Microsoft AI can draw objects based on detailed text descriptions
Google may have taught an AI how to doodle, but drawing something more complex is tough for a computer. Imagine asking a computer to draw a “yellow bird with black wings and a short beak;” it sounds a little tricky.
Researchers at Microsoft, though, have been developing an AI-based technology to do just that. It generates images from text descriptions with a surprising amount of accuracy, according to the most recent paper posted by the team.
The system doesn’t find an existing image based on your input, but creates real drawing. “If you go to Bing and you search for a bird, you get a bird picture. But here, the pictures are created by the computer, pixel by pixel, from scratch,” said principal researcher Xiaodong He in a statement. “These birds may not exist in the real world — they are just an aspect of our computer’s imagination of birds.”

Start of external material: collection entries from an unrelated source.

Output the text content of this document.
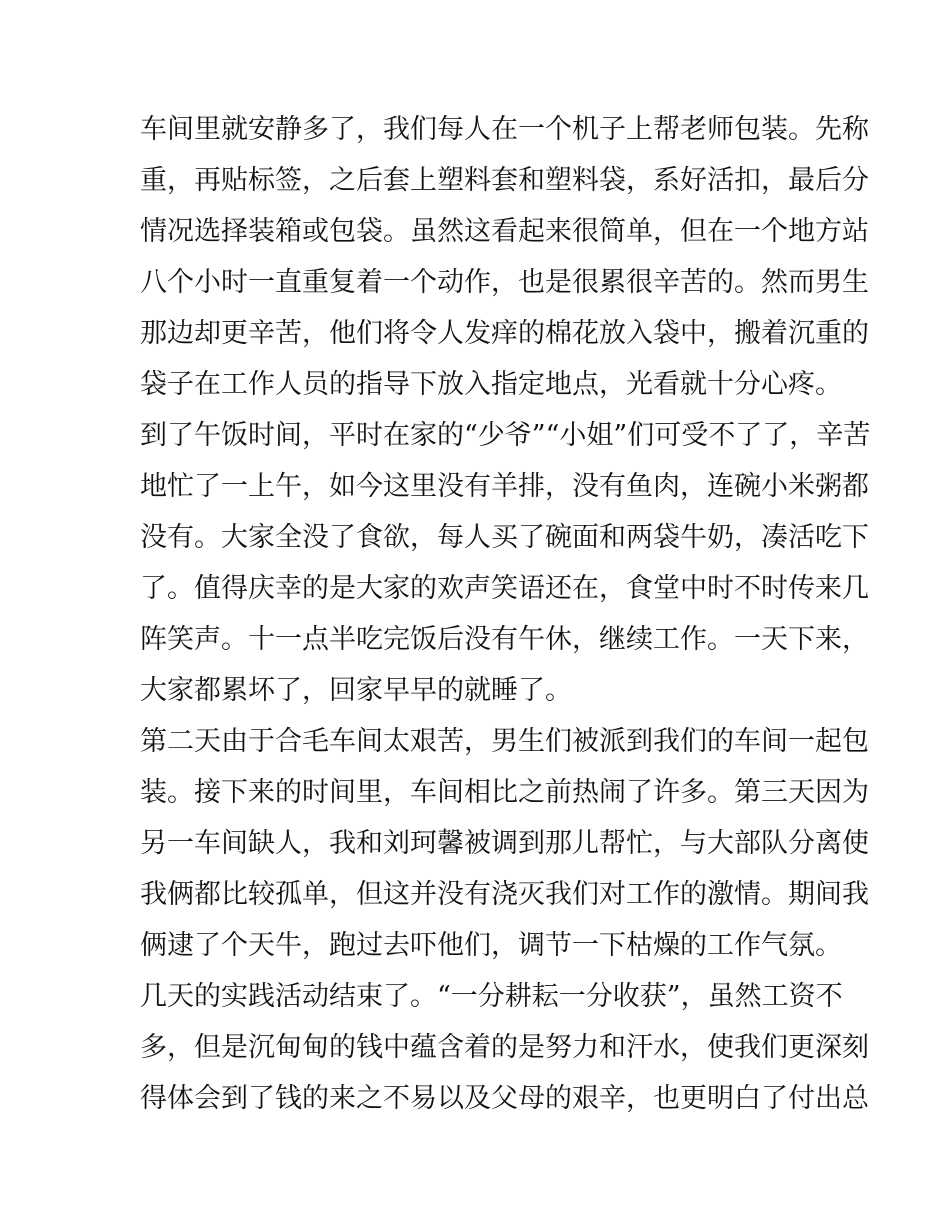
车间里就安静多了，我们每人在一个机子上帮老师包装。先称
重，再贴标签，之后套上塑料套和塑料袋，系好活扣，最后分
情况选择装箱或包袋。虽然这看起来很简单，但在一个地方站
八个小时一直重复着一个动作，也是很累很辛苦的。然而男生
那边却更辛苦，他们将令人发痒的棉花放入袋中，搬着沉重的
袋子在工作人员的指导下放入指定地点，光看就十分心疼。
到了午饭时间，平时在家的“少爷”“小姐”们可受不了了，辛苦
地忙了一上午，如今这里没有羊排，没有鱼肉，连碗小米粥都
没有。大家全没了食欲，每人买了碗面和两袋牛奶，凑活吃下
了。值得庆幸的是大家的欢声笑语还在，食堂中时不时传来几
阵笑声。十一点半吃完饭后没有午休，继续工作。一天下来，
大家都累坏了，回家早早的就睡了。
第二天由于合毛车间太艰苦，男生们被派到我们的车间一起包
装。接下来的时间里，车间相比之前热闹了许多。第三天因为
另一车间缺人，我和刘珂馨被调到那儿帮忙，与大部队分离使
我俩都比较孤单，但这并没有浇灭我们对工作的激情。期间我
俩逮了个天牛，跑过去吓他们，调节一下枯燥的工作气氛。
几天的实践活动结束了。“一分耕耘一分收获”，虽然工资不
多，但是沉甸甸的钱中蕴含着的是努力和汗水，使我们更深刻
得体会到了钱的来之不易以及父母的艰辛，也更明白了付出总
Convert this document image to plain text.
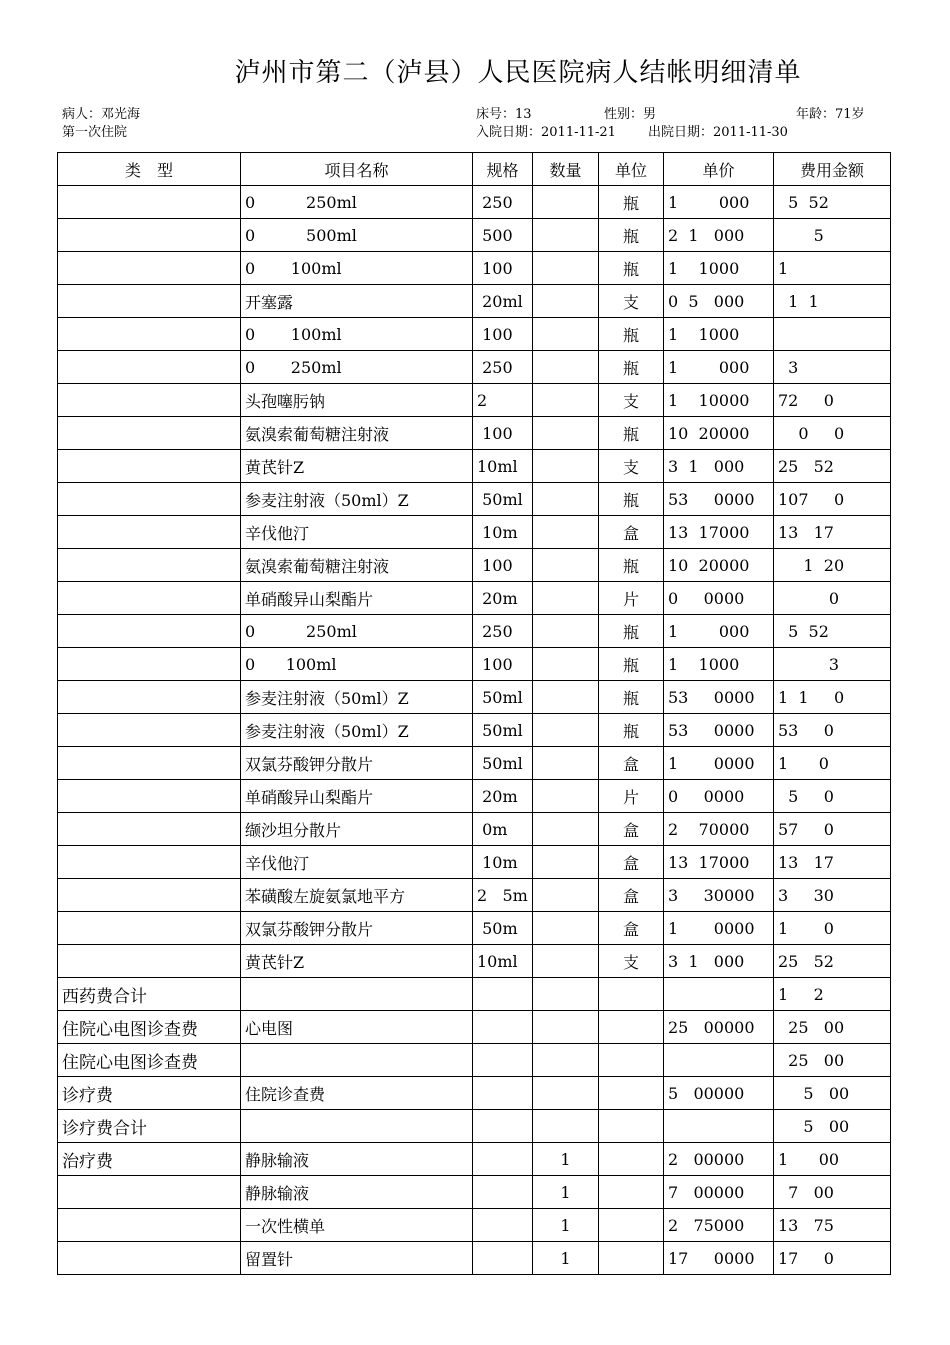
泸州市第二（泸县）人民医院病人结帐明细清单
病人：邓光海	床号：13	性别：男	年龄：71岁
第一次住院	入院日期：2011-11-21 出院日期：2011-11-30
类　型	项目名称	规格	数量	单位	单价	费用金额
	0          250ml	250		瓶	1        000	5  52
	0          500ml	500		瓶	2  1   000	5
	0       100ml	100		瓶	1    1000	1
	开塞露	20ml		支	0  5   000	1  1
	0       100ml	100		瓶	1    1000	
	0       250ml	250		瓶	1        000	3
	头孢噻肟钠	2		支	1    10000	72     0
	氨溴索葡萄糖注射液	100		瓶	10  20000	0     0
	黄芪针Z	10ml		支	3  1   000	25   52
	参麦注射液（50ml）Z	50ml		瓶	53     0000	107     0
	辛伐他汀	10m		盒	13  17000	13   17
	氨溴索葡萄糖注射液	100		瓶	10  20000	1  20
	单硝酸异山梨酯片	20m		片	0     0000	0
	0          250ml	250		瓶	1        000	5  52
	0      100ml	100		瓶	1    1000	3
	参麦注射液（50ml）Z	50ml		瓶	53     0000	1  1     0
	参麦注射液（50ml）Z	50ml		瓶	53     0000	53     0
	双氯芬酸钾分散片	50ml		盒	1       0000	1      0
	单硝酸异山梨酯片	20m		片	0     0000	5     0
	缬沙坦分散片	0m		盒	2    70000	57     0
	辛伐他汀	10m		盒	13  17000	13   17
	苯磺酸左旋氨氯地平方	2   5m		盒	3     30000	3     30
	双氯芬酸钾分散片	50m		盒	1       0000	1       0
	黄芪针Z	10ml		支	3  1   000	25   52
西药费合计						1     2
住院心电图诊查费	心电图				25   00000	25   00
住院心电图诊查费						25   00
诊疗费	住院诊查费				5   00000	5   00
诊疗费合计						5   00
治疗费	静脉输液		1		2   00000	1      00
	静脉输液		1		7   00000	7   00
	一次性横单		1		2   75000	13   75
	留置针		1		17     0000	17     0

While the current form of this drawing technology isn’t perfect, it’s not hard to imagine a future where it could function as a sketch assistant for painters and interior designers or a tool to refine photos based on voice input. Farther out, researcher He imagines animated movies generated from a written script.

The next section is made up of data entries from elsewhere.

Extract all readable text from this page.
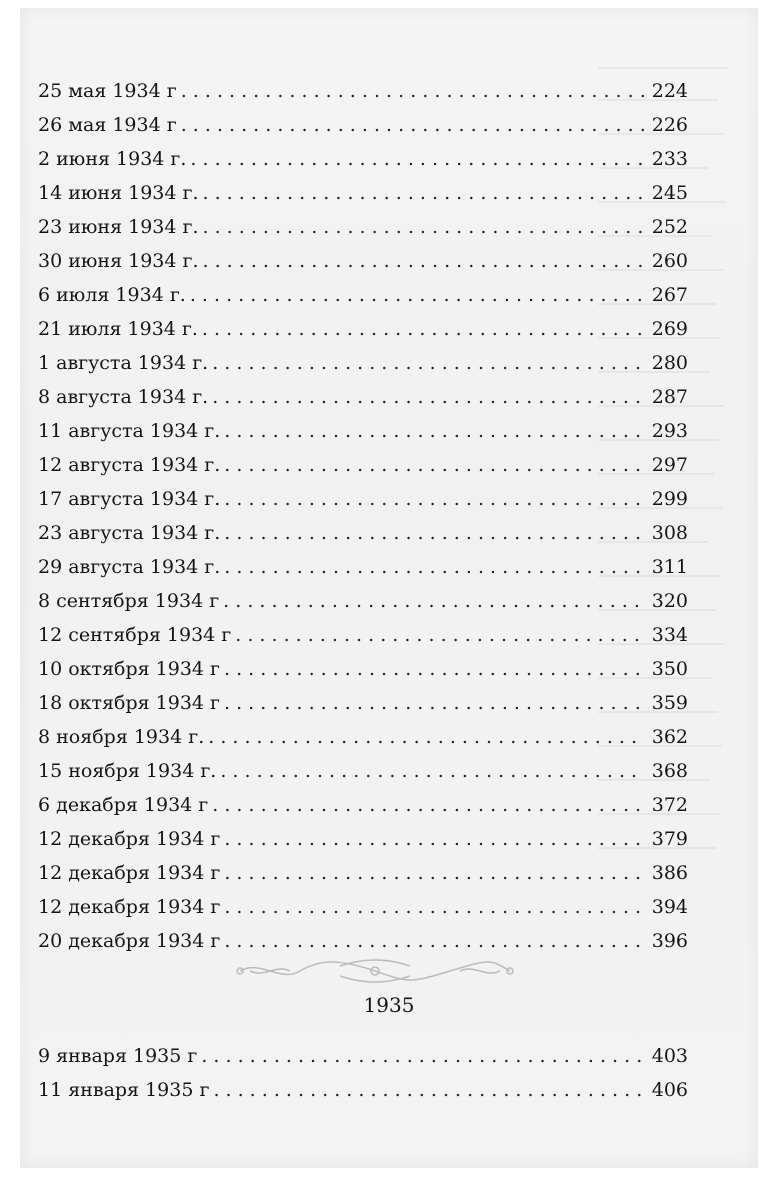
25 мая 1934 г . . .	224
26 мая 1934 г . . .	226
2 июня 1934 г. . . .	233
14 июня 1934 г. . . .	245
23 июня 1934 г. . . .	252
30 июня 1934 г. . . .	260
6 июля 1934 г. . . .	267
21 июля 1934 г. . . .	269
1 августа 1934 г. . . .	280
8 августа 1934 г. . . .	287
11 августа 1934 г. . . .	293
12 августа 1934 г. . . .	297
17 августа 1934 г. . . .	299
23 августа 1934 г. . . .	308
29 августа 1934 г. . . .	311
8 сентября 1934 г . . .	320
12 сентября 1934 г . . .	334
10 октября 1934 г . . .	350
18 октября 1934 г . . .	359
8 ноября 1934 г. . . .	362
15 ноября 1934 г. . . .	368
6 декабря 1934 г . . .	372
12 декабря 1934 г . . .	379
12 декабря 1934 г . . .	386
12 декабря 1934 г . . .	394
20 декабря 1934 г . . .	396
1935
9 января 1935 г . . .	403
11 января 1935 г . . .	406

The team began its research into computer vision and natural language processing with the CaptionBot, an AI system that automatically writes captions for photos, then created a system to answer questions people ask about images called SeeingAI, which can be extra helpful if you’re blind. The current technology consists of two parts: one that generates images known as a Generative Adversarial Network (GAN) and one that judges the quality of the images generated, known as a discriminator.
The drawing bot was trained on pairs of images and captions, which teach the AI to learn what words go with which images. The team also created a mathematical representation of human attention, which is what we all use when we draw pictures from complex descriptions: a red wing, a sharp beak, a yellow wing. “Attention is a human concept; we use math to make attention computational,” said He.